Monsieur Misson hat eine Mission. So nennt er das: "Ich will der Anwalt der Kleinen sein." Das ist sein Prinzip, das ist die Philosophie der Kanzlei Misson SPRL in Lüttich. Lieber vertritt er die Person als die Organisation, so kämpft er in seiner Heimat derzeit für die Anwohner von Flughäfen und gegen den Lärm. "Geld ist nicht meine Motivation, ich suche eine andere Anerkennung."

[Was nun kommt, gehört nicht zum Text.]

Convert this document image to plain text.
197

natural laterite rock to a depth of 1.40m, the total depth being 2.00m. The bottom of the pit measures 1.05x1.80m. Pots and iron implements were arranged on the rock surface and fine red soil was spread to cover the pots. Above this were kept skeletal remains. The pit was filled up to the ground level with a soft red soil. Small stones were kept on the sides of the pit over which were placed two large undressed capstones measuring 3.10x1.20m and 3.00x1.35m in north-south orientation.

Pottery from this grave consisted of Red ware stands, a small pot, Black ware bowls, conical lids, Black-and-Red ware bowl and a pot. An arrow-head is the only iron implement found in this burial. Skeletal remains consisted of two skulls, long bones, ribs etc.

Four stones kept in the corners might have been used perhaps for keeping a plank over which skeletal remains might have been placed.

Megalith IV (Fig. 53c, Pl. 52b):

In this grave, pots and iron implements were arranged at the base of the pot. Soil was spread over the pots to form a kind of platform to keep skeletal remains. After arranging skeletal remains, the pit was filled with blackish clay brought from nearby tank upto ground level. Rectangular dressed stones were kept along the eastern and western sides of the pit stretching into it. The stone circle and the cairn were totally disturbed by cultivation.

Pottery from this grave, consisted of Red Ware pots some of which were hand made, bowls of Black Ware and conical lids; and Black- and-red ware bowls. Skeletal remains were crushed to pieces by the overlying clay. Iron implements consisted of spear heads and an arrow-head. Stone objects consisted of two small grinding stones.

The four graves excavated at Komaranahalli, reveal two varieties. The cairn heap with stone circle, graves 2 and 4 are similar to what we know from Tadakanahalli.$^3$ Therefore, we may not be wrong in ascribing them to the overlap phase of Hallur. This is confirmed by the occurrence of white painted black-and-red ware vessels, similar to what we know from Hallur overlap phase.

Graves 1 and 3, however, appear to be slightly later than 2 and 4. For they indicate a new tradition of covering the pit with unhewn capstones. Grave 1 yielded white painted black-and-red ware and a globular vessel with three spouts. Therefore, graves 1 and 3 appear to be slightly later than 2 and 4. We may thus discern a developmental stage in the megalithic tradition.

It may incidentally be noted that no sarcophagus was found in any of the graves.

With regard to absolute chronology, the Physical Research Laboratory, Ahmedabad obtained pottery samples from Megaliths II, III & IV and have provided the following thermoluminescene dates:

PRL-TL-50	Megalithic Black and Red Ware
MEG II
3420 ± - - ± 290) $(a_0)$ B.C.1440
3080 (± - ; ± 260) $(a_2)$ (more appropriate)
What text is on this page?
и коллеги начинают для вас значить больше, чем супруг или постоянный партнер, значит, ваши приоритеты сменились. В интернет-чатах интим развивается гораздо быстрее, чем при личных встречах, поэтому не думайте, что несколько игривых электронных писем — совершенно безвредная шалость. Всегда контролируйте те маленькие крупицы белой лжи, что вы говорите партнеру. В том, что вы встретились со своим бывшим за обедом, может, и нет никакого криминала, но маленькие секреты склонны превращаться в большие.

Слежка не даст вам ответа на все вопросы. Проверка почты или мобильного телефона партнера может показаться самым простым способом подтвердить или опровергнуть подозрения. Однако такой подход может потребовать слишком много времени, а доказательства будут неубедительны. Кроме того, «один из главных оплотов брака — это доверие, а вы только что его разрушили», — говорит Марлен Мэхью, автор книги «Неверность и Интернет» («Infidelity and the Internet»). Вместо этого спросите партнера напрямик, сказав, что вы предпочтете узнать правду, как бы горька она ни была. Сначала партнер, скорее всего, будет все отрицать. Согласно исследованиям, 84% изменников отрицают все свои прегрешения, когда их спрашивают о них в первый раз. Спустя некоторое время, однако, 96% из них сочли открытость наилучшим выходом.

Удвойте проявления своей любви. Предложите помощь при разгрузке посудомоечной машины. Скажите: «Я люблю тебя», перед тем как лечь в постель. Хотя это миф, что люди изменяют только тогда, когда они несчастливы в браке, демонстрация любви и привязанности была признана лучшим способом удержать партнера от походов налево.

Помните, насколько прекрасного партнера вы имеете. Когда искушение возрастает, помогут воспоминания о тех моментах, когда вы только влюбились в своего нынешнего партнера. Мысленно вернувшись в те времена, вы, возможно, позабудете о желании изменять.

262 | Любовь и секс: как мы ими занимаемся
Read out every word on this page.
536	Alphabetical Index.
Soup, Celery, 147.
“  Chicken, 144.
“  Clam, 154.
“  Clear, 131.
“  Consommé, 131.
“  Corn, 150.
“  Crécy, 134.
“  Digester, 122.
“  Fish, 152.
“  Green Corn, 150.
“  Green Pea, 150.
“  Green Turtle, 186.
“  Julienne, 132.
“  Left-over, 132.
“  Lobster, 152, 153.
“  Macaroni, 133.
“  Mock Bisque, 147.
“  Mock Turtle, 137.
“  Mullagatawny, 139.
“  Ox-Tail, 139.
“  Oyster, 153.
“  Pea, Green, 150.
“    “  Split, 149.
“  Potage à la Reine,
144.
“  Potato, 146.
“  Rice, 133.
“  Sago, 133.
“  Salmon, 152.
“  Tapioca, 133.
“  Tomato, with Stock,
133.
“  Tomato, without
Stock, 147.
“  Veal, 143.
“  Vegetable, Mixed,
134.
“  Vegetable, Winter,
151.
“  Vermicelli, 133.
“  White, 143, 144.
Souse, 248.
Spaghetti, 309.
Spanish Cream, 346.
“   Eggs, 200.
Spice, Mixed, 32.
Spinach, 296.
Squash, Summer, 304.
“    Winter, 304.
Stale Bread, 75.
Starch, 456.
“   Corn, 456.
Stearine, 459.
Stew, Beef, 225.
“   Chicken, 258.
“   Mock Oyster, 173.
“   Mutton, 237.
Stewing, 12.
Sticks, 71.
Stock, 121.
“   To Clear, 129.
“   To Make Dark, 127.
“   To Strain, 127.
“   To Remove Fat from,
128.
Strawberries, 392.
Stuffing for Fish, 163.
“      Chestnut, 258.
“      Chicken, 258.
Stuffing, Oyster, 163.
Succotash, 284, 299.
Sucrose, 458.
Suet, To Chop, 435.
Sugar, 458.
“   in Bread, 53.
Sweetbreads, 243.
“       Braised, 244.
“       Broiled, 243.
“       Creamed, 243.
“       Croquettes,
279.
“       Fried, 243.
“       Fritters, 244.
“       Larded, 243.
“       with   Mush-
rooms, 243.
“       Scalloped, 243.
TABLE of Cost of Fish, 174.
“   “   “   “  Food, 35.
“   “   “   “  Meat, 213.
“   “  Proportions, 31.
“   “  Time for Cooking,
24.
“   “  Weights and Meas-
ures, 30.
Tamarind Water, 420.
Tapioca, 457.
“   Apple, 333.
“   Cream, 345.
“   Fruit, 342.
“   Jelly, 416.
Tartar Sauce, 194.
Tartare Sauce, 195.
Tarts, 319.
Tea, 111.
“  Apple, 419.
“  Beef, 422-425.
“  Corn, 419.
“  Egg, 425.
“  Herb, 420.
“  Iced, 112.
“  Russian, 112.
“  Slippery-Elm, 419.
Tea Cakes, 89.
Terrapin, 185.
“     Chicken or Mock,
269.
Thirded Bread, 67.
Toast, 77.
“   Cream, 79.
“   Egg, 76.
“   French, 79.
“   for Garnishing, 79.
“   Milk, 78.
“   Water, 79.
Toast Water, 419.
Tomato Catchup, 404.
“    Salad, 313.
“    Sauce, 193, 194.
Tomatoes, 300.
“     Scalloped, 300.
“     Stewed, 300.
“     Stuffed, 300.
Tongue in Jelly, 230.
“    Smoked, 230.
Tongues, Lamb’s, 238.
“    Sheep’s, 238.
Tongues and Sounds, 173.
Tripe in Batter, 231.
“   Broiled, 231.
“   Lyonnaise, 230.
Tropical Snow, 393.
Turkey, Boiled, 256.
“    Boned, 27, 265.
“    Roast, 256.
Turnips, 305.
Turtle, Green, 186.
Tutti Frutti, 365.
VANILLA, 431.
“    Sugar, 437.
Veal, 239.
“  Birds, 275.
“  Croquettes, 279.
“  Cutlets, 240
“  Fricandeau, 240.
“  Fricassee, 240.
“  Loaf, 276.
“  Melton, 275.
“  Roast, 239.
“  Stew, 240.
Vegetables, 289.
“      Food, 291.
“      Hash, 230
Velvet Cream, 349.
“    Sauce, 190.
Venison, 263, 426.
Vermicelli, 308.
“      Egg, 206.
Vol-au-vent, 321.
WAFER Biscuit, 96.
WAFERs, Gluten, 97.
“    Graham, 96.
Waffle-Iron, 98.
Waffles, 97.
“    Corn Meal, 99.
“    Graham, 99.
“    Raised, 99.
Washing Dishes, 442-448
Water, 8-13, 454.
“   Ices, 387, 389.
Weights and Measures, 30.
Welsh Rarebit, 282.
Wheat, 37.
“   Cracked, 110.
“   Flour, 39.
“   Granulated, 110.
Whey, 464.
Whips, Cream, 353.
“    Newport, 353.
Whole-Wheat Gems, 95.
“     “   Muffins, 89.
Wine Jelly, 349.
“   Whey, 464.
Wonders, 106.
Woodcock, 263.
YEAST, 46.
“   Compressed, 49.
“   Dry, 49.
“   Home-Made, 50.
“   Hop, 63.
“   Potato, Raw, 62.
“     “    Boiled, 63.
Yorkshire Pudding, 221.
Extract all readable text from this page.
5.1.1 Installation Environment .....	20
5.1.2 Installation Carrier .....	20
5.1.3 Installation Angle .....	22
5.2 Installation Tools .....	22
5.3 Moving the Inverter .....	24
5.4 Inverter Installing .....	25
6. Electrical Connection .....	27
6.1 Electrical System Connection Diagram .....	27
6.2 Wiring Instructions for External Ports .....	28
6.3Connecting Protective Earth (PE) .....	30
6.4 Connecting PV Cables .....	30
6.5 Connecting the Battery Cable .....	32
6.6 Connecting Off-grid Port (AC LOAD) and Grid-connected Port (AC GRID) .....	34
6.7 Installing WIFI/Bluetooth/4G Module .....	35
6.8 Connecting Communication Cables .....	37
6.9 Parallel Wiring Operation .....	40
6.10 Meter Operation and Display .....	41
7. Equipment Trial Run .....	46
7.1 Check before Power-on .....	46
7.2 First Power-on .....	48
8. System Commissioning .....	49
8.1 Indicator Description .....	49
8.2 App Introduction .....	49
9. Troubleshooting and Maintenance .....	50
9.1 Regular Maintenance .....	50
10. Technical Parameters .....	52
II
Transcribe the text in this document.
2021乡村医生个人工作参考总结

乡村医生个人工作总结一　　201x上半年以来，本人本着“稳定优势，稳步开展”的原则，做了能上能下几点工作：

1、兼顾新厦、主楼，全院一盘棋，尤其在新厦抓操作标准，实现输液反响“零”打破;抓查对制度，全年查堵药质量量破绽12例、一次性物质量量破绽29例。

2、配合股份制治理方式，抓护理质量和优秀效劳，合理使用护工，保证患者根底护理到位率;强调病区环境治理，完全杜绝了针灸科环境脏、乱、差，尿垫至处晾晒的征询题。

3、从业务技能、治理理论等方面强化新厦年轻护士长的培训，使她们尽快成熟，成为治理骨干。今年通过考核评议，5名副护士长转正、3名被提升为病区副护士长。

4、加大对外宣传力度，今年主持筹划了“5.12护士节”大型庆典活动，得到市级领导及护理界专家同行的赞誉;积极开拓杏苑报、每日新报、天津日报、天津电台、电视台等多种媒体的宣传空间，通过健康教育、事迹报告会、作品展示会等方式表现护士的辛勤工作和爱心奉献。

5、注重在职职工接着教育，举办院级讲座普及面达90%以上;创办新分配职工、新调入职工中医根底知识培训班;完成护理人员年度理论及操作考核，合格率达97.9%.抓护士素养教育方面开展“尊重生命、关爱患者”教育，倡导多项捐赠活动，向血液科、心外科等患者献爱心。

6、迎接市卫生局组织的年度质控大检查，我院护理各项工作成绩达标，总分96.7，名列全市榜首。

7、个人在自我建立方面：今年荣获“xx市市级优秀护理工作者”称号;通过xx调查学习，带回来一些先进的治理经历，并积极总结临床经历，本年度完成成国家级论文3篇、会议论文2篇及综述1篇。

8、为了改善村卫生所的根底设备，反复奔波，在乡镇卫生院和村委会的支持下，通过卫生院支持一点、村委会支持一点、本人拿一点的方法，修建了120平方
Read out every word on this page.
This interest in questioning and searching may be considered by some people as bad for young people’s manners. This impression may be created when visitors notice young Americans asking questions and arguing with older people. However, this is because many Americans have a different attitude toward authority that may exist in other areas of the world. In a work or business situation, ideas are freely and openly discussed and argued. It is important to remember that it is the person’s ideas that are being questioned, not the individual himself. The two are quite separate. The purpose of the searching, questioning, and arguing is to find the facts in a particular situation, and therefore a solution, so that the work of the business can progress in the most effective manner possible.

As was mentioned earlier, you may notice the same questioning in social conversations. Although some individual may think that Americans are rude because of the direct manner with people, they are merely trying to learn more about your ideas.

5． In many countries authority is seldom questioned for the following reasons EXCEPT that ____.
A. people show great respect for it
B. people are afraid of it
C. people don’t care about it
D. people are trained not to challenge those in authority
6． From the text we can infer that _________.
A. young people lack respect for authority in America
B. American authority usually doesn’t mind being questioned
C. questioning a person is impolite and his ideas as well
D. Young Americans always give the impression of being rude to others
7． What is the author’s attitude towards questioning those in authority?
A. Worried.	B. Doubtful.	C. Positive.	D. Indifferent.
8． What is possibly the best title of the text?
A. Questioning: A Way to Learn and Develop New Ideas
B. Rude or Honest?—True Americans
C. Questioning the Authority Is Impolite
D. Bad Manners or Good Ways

Und auch gegen das Internationale Olympische Komitee (IOC) und die Sportverbände wird er seinen Kampf fortführen. Doping und der untaugliche Versuch, den Sport zu kontrollieren, das sind Themen, die Misson auf die Palme bringen. Den Code der Weltantidopingagentur nannte er "ein Maskierungsmittel, mit dem das Dopingproblem verdeckt werden soll." Und umgekehrt: "Sportprozesse kommen oft Strafprozessen gleich, Urteile Berufsverboten." Den Fall Katrin Krabbe hält er heute noch für einen Skandal. Der Sport beansprucht seine eigene Gesetzgebung, doch die sei nicht immer rechtens, sagt Misson. Er verlangt Respekt und Anerkennung und Gleichberechtigung von Sportlern vor Gericht.
Kleine sind meist kämpferisch, und Luc Misson ist nicht eben groß. Er sagt: "Ich warte nur auf einen Fall, den ich vor den Europäischen Gerichtshof zerren kann." Einen Fall wie Bosman wird er nie wieder kriegen.